My nerve endings sparked from the static in the air. I wished Triona would stop the infernal rain dripping down on us like a leaky faucet. The ground beneath our feet was gradually turning to a slimy mud consistency, and it drowned out scents.

I recognized the taller figure first, the bald man from the park, the one who was still conscious when he evaporated before my eyes. The hulking figure was dressed in black as before, but it was the man he held up who grabbed my attention.

Amanda’s fingers squeezed the soaking fabric of my T-shirt and dropped away. Triona made a pitiful noise more like a wounded animal than a young woman. A commotion at the other end of our group distracted me from my own shock for no more than an instant. The figure semi-collapsed against his captor resembled Caleb, but the logical part of my brain refused to accept it. Caleb had only been missing days, yet the man before us looked half-dead. His dull, sunken eyes wandered, focusing on nothing specific. He seemed to have no concept of our presence in front of him, much less Triona’s. Filthy smears of black covered his face and bare chest.

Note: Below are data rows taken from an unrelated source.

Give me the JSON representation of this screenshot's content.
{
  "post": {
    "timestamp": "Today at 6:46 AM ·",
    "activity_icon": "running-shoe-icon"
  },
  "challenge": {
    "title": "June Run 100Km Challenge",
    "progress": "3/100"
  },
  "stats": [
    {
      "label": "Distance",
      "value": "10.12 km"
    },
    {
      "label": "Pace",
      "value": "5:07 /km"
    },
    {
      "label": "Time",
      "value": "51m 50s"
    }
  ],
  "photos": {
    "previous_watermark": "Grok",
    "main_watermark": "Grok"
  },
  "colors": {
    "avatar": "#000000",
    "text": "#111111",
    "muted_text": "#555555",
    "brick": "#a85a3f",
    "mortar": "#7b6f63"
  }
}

I had seen Caleb with his shirt off at the hotel before my wedding, and the guy had been cut. He hadn’t been bulky but long and lean with defined muscles and strong posture. Not now. He lacked the strength to hold himself upright, and his ribs were visible under grayish flesh. Jeans hung from his boney hips. Deep red, angry welts cut across his wrists.
Why isn’t he healing? What the hell have they done to him?

I bent my head to catch sight of Merlin feverishly whispering in John’s ear. Archú howled. Triona’s eyes fixed on Zeal and resolved rapidly into cold barbs of pure hatred. Her expression distorted into something ghastly and animalistic as she sank into a crouch ready for attack. The wind whipped up again and lightening crashed into the water, too close for comfort. Triona was losing it.

“This is so not good,” Emma said.

“What’s going on?” Amanda screeched and stumbled into me as another strike hit, this time on the shore, throwing a shower of muck and steam into the air.

Zeal threw his arms out wide and cackled into the storm, welcoming it with open arms. Behind him, most of the group pushed and shoved, baying for action. However, some were now faltering, slipping back, and all of a sudden the reason for Zeal’s mirth became apparent. He wanted Triona to lose control. He didn’t want a fight. Not here and now. He wanted witnesses.